Mais, au-delà, la capacité à entreprendre n’est pas toujours synonyme d’excellence académique. Beaucoup de bons pédagogues ne réussissent pas dans le monde de l’entreprise et vice versa.

L’avènement des générations Y et Z change les rapports au travail et à l’autorité. Ces générations sont fondamentalement «entrepreneurs» et beaucoup de business schools et d’établissements de renom innovent en matière pédagogique en adoptant les techniques de mise en situation, de jeux de rôles, de business game… qui réduisent la distance entre les référentiels des deux mondes.

Vous avez une double casquette de consultant et d’enseignant. Quelles sont vos motivations ?

Ma prédisposition à relever à chaque fois de nouveaux challenges: je n’aime pas refaire les mêmes choses car je m’ennuie très vite. De plus, j’apprécie le partage, les débats d’idées et le sens critique. Je suis fondamentalement chercheur dans ma construction mentale et très pragmatique dans ma démarche au quotidien. En cela, je ne fais qu’appliquer la définition même des sciences du management qui sont avant tout des sciences de l’action.

Je suis aussi convaincu que les deux mondes ont beaucoup à apprendre l’un de l’autre.
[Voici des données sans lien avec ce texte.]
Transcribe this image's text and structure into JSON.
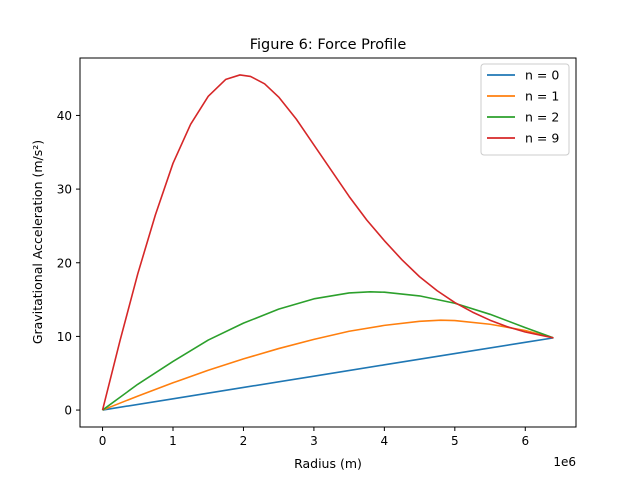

La construction du savoir ne peut pas être l’apanage des universitaires, mais la réussite des projets et des entreprises a aussi besoin de la rigueur, de la hauteur intellectuelle et de la vision systémique des académiques.

 Depuis quand enseignez-vous ? Dans quelle spécialité?

J’ai toujours mené deux carrières en parallèle. Celle de l’universitaire et celle de l’expert consultant. Cela fait 25 ans aujourd’hui que je surfe entre les deux mondes. J’ai commencé par des enseignements en économie, en économétrie pour passer ensuite à la finance quantitative. Ma carrière de consultant m’a fait ensuite découvrir le monde du marketing, des RH, de l’organisation et de la stratégie. J’ai eu la chance d’être associé à plusieurs projets structurants dans notre pays et à l’international touchant aux domaines des RH, de la stratégie et de  la transformation. J’ai par ailleurs été initiateur de plusieurs structures de recherche et j’ai contribué au développement de plusieurs projets de recherche nationaux et internationaux où sont impliqués des groupes de recherche et des universités de renom.

Comment arrivez-vous à concilier votre vie professionnelle et l’enseignement ?

Le secret est la motivation d’exceller dans ce qu’on fait. Et comme je le disais plus haut, pour moi, les univers se complémentent parfaitement et je ne sens pas que je suis dans deux métiers différents, même s’ils le sont par la nature des cibles et des enjeux qu’ils gèrent. Mes étudiants trouvent du plaisir à écouter le retour d’expérience du consultant que je suis et à profiter des qualités pédagogiques de l’enseignant que je suis aussi.